Vu les autres pièces du dossier ;
Vu :
- la Constitution, et notamment son Préambule ;
- l’ordonnance n° 58-1270 du 22 décembre 1958 ;
- la loi organique n° 2023-1058 du 20 novembre 2023 ;
- le code des relations entre le public et l’administration ;
- le décret n° 72-355 du 4 mai 1972 ;
- l’arrêté du 5 mai 1972 du garde des sceaux, ministre de la justice fixant les modalités d’inscription des candidats aux concours ouverts pour le recrutement d’auditeurs de justice ;
- l’arrêté du 14 janvier 2025 du ministre d’Etat, garde des sceaux, ministre de la justice portant ouverture au titre de l’année 2025 de trois concours et d’un premier concours spécial pour le recrutement d’auditeurs de justice ;
- le code de justice administrative ;
Après avoir convoqué à une audience publique, d’une part, M. A..., et d’autre part, le garde des sceaux, ministre de la justice et l’Ecole nationale de la magistrature ;
Ont été entendus lors de l’audience publique du 18 juin 2026, à 15 heures :
- Me Robillot, avocat au Conseil d’Etat et à la Cour de cassation, avocat de M. A... ;
- la représentante de M. A... ;
- M. A... ;
- les représentants du garde des sceaux, ministre de la justice ;
à l’issue de laquelle le juge des référés a clos l’instruction ;
Vu la note en délibéré, enregistrée le 18 juin 2026 après la clôture de l’instruction, présentée par M. A... ;
Considérant ce qui suit :
1. Aux termes de l’article L. 521-1 du code de justice administrative « Quand une décision administrative, même de rejet, fait l’objet d’une requête en annulation ou en réformation, le juge des référés, saisi d’une demande en ce sens, peut ordonner la suspension de l’exécution de cette décision, ou de certains de ses effets, lorsque l’urgence le justifie et qu’il est fait état d’un moyen propre à créer, en l’état de l’instruction, un doute sérieux quant à la légalité de la décision ».

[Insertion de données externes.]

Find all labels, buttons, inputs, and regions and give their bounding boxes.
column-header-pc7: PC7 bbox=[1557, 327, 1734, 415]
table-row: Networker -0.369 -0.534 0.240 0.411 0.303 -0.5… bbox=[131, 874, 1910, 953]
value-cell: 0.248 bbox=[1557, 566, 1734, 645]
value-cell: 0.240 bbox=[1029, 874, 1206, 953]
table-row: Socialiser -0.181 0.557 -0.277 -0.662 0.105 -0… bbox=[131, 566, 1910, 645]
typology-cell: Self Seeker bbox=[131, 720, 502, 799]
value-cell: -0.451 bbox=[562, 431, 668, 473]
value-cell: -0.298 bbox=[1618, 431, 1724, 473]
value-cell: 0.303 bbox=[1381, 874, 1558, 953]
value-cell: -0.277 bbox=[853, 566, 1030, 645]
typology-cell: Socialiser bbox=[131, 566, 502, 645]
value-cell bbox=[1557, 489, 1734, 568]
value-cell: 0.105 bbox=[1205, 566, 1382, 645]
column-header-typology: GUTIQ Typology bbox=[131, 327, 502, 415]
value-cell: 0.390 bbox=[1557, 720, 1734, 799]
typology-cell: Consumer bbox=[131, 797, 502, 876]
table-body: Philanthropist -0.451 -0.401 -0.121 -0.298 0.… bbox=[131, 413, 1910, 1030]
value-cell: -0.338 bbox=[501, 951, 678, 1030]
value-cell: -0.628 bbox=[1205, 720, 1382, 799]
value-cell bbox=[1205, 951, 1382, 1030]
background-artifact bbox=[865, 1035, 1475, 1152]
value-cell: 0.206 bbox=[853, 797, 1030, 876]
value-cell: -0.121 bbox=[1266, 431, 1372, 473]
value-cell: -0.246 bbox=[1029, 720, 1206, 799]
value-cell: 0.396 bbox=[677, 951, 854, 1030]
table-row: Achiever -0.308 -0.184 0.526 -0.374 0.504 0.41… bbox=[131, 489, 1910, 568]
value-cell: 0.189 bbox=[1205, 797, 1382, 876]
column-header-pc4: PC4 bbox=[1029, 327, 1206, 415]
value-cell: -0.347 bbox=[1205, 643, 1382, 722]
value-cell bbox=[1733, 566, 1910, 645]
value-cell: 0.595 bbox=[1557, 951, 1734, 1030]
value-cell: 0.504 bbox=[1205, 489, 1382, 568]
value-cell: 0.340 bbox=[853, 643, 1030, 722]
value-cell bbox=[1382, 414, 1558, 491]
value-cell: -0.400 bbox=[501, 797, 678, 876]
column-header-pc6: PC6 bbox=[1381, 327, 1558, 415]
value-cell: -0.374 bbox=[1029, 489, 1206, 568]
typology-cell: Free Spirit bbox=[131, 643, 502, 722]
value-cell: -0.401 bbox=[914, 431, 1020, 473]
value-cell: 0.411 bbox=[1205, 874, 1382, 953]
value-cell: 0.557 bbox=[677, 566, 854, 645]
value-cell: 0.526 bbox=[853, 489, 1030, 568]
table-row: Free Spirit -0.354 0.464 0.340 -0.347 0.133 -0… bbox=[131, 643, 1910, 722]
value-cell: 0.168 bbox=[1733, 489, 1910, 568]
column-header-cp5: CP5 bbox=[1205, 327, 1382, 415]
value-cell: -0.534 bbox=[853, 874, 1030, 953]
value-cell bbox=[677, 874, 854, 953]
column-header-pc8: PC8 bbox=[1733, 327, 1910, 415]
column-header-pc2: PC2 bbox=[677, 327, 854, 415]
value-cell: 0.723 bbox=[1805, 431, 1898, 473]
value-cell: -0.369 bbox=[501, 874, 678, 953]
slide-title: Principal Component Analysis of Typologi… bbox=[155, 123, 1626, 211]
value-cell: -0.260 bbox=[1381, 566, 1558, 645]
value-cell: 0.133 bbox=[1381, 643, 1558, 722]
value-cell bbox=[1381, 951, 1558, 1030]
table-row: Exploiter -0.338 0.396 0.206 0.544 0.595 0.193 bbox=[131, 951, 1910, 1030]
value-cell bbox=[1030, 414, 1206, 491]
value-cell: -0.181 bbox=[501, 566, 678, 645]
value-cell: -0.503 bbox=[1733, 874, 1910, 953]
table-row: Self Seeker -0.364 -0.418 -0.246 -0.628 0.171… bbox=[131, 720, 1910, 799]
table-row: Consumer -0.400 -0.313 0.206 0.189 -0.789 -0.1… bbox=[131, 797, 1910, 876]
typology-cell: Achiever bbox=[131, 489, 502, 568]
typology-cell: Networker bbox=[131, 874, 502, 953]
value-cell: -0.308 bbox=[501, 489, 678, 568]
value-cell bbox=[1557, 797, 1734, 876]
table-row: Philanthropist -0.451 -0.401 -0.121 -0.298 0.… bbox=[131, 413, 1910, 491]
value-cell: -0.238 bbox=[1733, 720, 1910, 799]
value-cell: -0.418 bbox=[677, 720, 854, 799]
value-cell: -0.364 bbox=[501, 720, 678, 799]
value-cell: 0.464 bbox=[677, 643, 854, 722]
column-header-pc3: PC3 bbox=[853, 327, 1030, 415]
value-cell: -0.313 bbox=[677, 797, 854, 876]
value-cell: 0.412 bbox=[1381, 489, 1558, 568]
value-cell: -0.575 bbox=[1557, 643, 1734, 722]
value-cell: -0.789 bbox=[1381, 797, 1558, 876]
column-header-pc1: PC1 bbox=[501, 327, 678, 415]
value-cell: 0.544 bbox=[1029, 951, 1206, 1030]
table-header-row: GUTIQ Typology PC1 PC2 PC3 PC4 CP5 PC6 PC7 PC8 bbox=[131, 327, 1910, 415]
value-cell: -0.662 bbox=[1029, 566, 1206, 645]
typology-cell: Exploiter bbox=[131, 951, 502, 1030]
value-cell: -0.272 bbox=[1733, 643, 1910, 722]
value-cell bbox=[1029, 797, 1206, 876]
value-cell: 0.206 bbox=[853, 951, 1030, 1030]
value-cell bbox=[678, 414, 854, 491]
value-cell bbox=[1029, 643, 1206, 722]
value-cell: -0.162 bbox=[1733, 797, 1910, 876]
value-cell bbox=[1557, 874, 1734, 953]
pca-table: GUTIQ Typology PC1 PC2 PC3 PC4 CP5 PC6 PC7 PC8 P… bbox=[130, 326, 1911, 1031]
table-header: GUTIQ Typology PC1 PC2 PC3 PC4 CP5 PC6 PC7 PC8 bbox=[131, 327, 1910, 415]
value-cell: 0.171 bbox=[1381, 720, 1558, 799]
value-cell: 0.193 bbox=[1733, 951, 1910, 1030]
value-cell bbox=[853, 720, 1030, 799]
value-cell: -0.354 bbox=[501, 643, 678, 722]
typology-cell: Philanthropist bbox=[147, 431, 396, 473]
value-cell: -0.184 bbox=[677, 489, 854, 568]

2. Aux termes de l’article 17 de l’ordonnance du 22 décembre 1958 portant loi organique relative au statut de la magistrature, dans sa rédaction issue de l’article 1er de la loi organique du 20 novembre 2023 relative à l'ouverture, à la modernisation et à la responsabilité du corps judiciaire : « Trois concours sont ouverts pour le recrutement d'auditeurs de justice : / 1° Le premier, aux candidats titulaires d'un diplôme sanctionnant une formation d'une durée au moins égale à quatre années d'études après le baccalauréat ou justifiant d'une qualification reconnue au moins équivalente dans des conditions fixées par décret en Conseil d'Etat ; / 2° Le deuxième, de même niveau, aux fonctionnaires régis par le statut général des fonctionnaires, aux militaires et aux autres agents de l'Etat, des collectivités territoriales et de leurs établissements publics, en activité, en détachement, en congé parental ou accomplissant leur service national, justifiant, au 1er janvier de l'année du concours, de quatre ans de service en ces qualités ; / 3° Le troisième : / a) Aux personnes remplissant la condition prévue au 1° et justifiant de quatre années au moins d'activité professionnelle dans le domaine juridique, administratif, économique ou social les qualifiant particulièrement pour exercer les fonctions judiciaires ; (…). Les épreuves d'admissibilité sont adaptées au profil de ces candidats. / Un arrêté du garde des sceaux, ministre de la justice, fixe chaque année le nombre de postes offerts aux candidats à ces trois concours. / (…) ».